Troubleshooting and Edge Cases

Why does my diff show almost every line as changed when the documents look similar? This is usually caused by line ending differences (Windows CRLF vs Unix LF), character encoding mismatches (UTF-8 vs Latin-1), or different sorting of the same content. To fix: enable the 'ignore whitespace' option if available, normalize line endings by opening both texts in a plain text editor and ensuring they use the same line ending format, and check that both texts use the same character encoding. Why are some changes in the diff in an unexpected location? Diff algorithms find the shortest edit script, which sometimes aligns changes differently than you mentally expected. This often happens with repeated lines — if the same line appears multiple times in a document, the algorithm may match different instances than you expect. It also happens when a block of text was moved — the diff shows it as deleted in one place and added in another, not as a 'move' operation. This is correct behavior for a line-based diff algorithm. How do I compare text that contains special characters or symbols? Special characters and symbols in Unicode work fine in text diff as long as both texts use the same encoding (UTF-8 is recommended).
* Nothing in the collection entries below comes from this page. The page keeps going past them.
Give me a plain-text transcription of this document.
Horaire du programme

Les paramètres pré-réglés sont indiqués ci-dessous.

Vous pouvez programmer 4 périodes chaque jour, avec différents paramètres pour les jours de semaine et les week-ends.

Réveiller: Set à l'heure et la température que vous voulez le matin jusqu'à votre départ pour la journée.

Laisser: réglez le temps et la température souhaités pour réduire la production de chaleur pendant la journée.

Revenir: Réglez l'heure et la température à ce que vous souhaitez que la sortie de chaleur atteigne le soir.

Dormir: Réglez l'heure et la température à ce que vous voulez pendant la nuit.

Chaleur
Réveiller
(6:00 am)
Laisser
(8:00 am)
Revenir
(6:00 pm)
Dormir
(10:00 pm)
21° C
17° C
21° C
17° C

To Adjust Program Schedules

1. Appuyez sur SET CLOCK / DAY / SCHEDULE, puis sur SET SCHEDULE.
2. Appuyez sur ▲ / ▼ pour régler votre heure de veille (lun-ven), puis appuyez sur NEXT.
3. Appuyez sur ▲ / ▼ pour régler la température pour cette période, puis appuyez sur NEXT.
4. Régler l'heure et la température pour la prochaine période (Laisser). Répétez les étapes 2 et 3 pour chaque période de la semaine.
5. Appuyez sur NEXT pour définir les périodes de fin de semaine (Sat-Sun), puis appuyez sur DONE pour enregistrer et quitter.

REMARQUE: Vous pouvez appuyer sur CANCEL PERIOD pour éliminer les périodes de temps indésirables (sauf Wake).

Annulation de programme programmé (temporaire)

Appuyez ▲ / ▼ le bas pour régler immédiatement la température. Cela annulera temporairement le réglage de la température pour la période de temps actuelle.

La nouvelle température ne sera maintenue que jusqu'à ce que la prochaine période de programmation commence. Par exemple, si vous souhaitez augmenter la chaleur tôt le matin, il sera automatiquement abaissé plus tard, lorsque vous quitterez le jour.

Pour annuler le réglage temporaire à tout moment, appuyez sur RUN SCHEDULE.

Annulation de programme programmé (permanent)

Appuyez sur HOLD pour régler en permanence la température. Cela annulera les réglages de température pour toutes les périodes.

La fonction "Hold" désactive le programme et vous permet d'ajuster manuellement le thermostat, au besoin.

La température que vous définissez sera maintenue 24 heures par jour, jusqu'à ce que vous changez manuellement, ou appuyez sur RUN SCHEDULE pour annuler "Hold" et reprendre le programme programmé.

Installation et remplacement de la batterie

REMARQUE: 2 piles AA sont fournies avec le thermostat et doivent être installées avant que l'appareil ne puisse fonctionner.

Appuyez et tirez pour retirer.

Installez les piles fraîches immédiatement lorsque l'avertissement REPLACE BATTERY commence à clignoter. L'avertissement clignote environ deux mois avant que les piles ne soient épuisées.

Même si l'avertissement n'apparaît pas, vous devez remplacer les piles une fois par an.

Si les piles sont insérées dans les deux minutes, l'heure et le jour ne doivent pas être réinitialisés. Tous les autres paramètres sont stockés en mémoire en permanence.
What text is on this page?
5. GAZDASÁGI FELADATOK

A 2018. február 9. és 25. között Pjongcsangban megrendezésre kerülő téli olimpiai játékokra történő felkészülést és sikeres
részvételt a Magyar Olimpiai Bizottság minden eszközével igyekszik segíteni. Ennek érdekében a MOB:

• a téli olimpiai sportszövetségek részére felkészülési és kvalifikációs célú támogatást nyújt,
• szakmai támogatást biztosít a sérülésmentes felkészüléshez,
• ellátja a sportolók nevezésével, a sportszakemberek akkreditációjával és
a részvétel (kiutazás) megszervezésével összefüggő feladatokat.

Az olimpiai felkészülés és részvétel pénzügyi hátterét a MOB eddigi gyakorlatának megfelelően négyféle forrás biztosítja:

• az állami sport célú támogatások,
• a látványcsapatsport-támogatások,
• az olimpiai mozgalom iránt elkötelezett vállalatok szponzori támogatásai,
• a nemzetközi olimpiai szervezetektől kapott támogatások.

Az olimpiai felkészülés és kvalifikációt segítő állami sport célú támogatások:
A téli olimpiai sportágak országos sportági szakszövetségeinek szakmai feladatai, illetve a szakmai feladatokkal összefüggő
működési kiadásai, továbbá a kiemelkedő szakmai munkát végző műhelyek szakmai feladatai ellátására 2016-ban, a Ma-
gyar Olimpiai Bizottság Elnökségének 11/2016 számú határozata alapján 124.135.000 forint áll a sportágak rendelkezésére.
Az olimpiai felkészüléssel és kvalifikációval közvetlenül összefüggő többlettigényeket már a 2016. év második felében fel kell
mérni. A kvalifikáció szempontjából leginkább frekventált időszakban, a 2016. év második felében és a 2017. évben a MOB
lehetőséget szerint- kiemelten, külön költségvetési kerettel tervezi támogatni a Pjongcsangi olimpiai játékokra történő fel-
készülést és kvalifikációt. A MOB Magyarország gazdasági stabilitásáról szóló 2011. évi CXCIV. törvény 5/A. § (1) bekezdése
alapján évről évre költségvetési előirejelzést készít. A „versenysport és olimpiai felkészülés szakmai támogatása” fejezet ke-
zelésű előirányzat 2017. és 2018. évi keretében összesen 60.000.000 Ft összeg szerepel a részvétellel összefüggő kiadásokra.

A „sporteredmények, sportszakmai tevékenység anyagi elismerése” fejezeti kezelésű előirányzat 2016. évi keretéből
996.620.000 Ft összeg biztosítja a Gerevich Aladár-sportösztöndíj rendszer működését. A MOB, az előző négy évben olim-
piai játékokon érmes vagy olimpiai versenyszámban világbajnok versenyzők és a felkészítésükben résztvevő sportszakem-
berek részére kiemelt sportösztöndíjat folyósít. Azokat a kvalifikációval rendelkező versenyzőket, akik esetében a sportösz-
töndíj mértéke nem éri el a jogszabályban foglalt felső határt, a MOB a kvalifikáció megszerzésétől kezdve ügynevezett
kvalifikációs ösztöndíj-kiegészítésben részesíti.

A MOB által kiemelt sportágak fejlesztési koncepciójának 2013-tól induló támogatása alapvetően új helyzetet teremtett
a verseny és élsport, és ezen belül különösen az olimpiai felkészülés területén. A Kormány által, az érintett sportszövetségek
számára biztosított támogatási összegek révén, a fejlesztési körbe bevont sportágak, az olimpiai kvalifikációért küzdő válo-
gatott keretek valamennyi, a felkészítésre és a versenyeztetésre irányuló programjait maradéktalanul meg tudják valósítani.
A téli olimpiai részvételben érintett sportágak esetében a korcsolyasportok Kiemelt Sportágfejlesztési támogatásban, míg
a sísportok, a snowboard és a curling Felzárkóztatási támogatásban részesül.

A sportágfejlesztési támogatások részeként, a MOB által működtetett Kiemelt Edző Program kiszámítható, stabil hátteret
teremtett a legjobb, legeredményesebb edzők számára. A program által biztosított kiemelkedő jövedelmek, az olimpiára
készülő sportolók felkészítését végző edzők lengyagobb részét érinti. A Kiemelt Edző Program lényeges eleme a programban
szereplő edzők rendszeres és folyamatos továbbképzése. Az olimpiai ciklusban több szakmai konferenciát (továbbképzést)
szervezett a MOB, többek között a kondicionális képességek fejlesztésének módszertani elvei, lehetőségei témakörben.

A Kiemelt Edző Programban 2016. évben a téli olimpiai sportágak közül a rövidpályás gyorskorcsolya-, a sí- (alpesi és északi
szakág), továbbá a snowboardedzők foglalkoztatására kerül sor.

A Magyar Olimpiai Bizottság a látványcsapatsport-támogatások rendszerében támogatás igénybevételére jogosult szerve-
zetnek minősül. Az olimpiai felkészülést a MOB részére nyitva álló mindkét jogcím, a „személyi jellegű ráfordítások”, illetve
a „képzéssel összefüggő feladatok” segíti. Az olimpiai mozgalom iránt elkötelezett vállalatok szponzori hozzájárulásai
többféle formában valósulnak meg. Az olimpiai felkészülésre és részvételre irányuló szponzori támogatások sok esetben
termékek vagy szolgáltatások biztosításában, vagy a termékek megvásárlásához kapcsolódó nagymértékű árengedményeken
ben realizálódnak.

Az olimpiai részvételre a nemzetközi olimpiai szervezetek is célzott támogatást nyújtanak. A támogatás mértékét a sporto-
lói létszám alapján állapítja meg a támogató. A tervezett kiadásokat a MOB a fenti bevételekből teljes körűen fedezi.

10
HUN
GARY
Characters like em dashes, smart quotes, mathematical symbols, and non-Latin scripts all compare correctly. If you see unexpected character differences, check that both texts use the same quote style (straight quotes vs curly quotes) and the same dash style (hyphen vs en dash vs em dash), as these are different Unicode characters that look similar but compare as different. What is the maximum text length I can compare? There is no hard limit for browser-based processing, but practical performance limits apply. For texts up to 50,000 words (roughly 100 pages), modern browsers handle the comparison in under a second. For very long documents — 500,000+ words — the comparison may take several seconds and may use significant browser memory. For documents this large, a command-line diff tool is more efficient.

Frequently Asked Questions

Can I use a text diff tool to find differences in JSON data?
Yes. JSON is plain text and compares directly in a text diff tool. For readability, format (pretty-print) both JSON files with consistent indentation before comparing — this ensures that equivalent JSON structures are on the same lines and produce a clean diff. Tools like JSON formatter can normalize JSON indentation and key ordering, making the diff output reflect only true data differences rather than formatting differences. For deeply nested JSON with complex structural changes, a dedicated JSON diff tool may produce more readable output than a plain text diff.
Why does a text diff tool work differently from Microsoft Word's Track Changes?
Word Track Changes records edits as they are made, storing who changed what and when, and allowing individual changes to be accepted or rejected. A text diff tool retrospectively compares two completed versions of a document to find what differs between them. Track Changes is proactive (records edits during editing); text diff is retroactive (finds differences between already-complete versions). If you have two versions of a document and do not know how one became different from the other, text diff is the right tool. If you want to record edits as you make them, Track Changes is the right tool.
Is a browser text diff tool accurate for technical comparison needs?
Yes. Browser text diff tools using Myers' algorithm produce the same results as command-line diff tools for text inputs. The algorithm is deterministic — given the same two texts, it always produces the same diff output. The browser implementation and the C implementation of Myers' algorithm produce identical results for the same input. The only scenario where browser diff may differ from command-line diff is in how they handle line endings and encoding — normalizing these before comparison produces consistent results across tools.